Mitteilungen des Türkischen Aussenministeriums

Pressemitteilung In Bezug Auf Die Veröffentlichung Der Mitteilung Des Griechischen Außenministers Kotzias Auf Der Webseite Des Griechischen Außenministeriums Über Die Friedensoperation Zypern Vom 20. Juli 1974 , 20.07.2016

Nr.: 162, 20. Juli 2016

Wir haben die Mitteilung des griechischen Außenministers Kotzias über die Friedensoperation Zypern vom 20. Juli 1974, die auf der Webseite des griechischen Außenministeriums heute (20. Juli) veröffentlicht wurde mit Bedauern entgegengenommen.

Es ist mit der mildesten Äußerung eine mutwillige Bestrebung, mit dieser Mitteilung, zwischen dem Putschversuch in der Türkei vom 15. Juli 2016 und dem Garantstatus der Türkei auf ganz Zypern, der sich auf die Garantie- und Bündnisverträge von 1960 beruht, eine gezwungene Verbindung herzustellen, die über die Grenzen der Vernunft und Logik hinausgeht.

Nach dem grausamen Putschversuch erwarten wir von unserem Nachbarn Griechenland, Aussagen zu vermeiden, die die Ausnutzung der gegenwärtigen Lage beabsichtigen und dass sie nach dem verräterischen Putschversuch, mit freundschaftlichen Nachbarschaftsbeziehungen, mit dem erhofften Geist der demokratischen Solidarität handelt.

Es ist ein schmerzhafter Zufall, dass Nikos Sampson, Führer der Terrororganisation EOKA, die von der griechischen Junta unterstützt wurde, im Jahr 1974 auch am 15. Juli einen blutigen Putsch wagte, um Zypern an Griechenland anzuschließen.
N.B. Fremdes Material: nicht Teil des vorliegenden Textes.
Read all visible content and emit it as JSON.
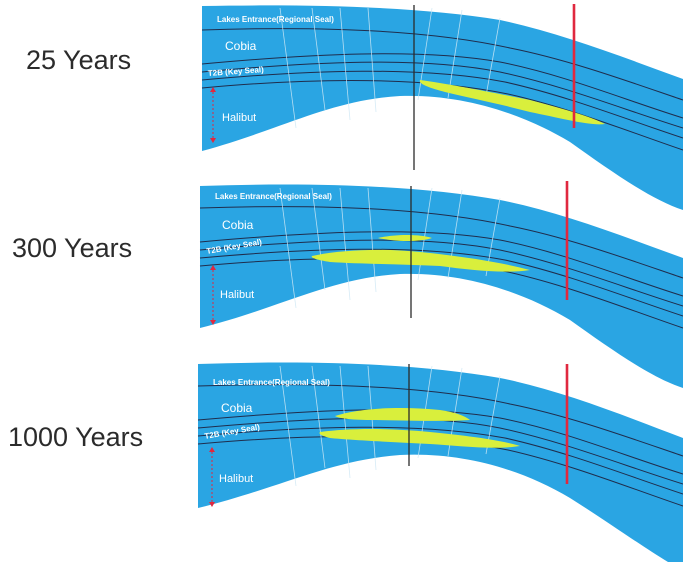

Die Türkei griff infolgedessen im Rahmen seiner Garantie- und Bündnisverträge ein, um diese Aktion zu verhindern, die das Ziel hatte, die verfassungsmäßige Ordnung abzuschaffen und stellte die Sicherheit wieder her.

Es ist offensichtlich, dass die Mitteilung des griechischen Außenministers mit der Besorgnis zum Ausdruck gebracht wurde, um die historische Rolle und die Verantwortung von Griechenland, hinsichtlich der systematischen Grausamkeiten, denen die türkischen Zyprioten während des Putschversuches der griechischen Junta in Zypern und während der systematischen Grausamkeiten zwischen 1963-1974 ausgesetzt waren und um die vielen humanitären Probleme, einschließlich der Umsiedlung von tausenden Menschen aus beiden Völkern, zu verheimlichen.

Mit dieser Gelegenheit möchten wir noch einmal betonen, dass wir vom anderen Vaterland und Garant Griechenland, wo sich die Verhandlungen in einer kritischen Phase befinden, eine Verantwortungsbewusste Aufnahme des Sachverhalts erwarten.